Mais que reste-t-il de tout cela? A-t-on bien tiré les leçons des quarante dernières années? Ironiquement, à peine une semaine après les célébrations de septembre, le commissaire aux langues officielles, Graham Fraser, se disait «considérablement inquiet» par rapport à la capacité des aéroports de Vancouver et de Toronto, qui accueilleront le monde entier lors des Jeux olympiques, d’offrir des services dans les deux langues.

Un échec

Voilà le symptôme d’un mal beaucoup plus profond, et on ne doit pas laisser se terminer l’année du 40e de la Loi sans en parler. Ce qui se passe, c’est qu’à plusieurs égards, la façon dont on s’y est pris pour appliquer et faire respecter la Loi sur les langues officielles est un échec.
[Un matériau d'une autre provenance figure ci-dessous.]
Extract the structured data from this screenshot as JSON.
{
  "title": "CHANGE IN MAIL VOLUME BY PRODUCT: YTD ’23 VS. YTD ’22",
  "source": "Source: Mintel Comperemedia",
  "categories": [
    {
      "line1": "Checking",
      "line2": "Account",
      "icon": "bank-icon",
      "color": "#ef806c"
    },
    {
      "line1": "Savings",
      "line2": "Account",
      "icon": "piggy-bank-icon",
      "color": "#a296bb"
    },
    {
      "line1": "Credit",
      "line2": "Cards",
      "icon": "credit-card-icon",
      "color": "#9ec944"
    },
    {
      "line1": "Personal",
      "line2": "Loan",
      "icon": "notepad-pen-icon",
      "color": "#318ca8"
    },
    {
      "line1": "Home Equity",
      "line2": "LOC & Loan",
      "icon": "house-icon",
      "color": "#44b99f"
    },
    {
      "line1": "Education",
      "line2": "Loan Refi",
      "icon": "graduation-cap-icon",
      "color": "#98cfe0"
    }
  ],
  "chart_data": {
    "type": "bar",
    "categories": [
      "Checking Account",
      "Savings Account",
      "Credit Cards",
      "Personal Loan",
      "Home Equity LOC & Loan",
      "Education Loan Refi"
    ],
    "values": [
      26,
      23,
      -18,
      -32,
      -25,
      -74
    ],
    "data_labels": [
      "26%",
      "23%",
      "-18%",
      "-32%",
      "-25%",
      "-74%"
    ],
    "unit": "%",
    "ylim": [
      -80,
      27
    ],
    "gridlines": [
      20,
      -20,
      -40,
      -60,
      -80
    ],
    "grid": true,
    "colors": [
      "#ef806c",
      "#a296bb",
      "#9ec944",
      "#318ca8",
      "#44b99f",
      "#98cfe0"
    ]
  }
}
Comment expliquer autrement que seulement un bureau fédéral désigné bilingue sur quatre offre activement des services dans les deux langues aux francophones?

Qu’on puisse se faire servir en français par la GRC à un point spécifique sur la Transcanadienne mais pas 10 km plus loin? Ou que dans des bureaux fédéraux désignés bilingues, trois fonctionnaires sur 10 ne puissent pas travailler dans leur langue même si c’est leur droit?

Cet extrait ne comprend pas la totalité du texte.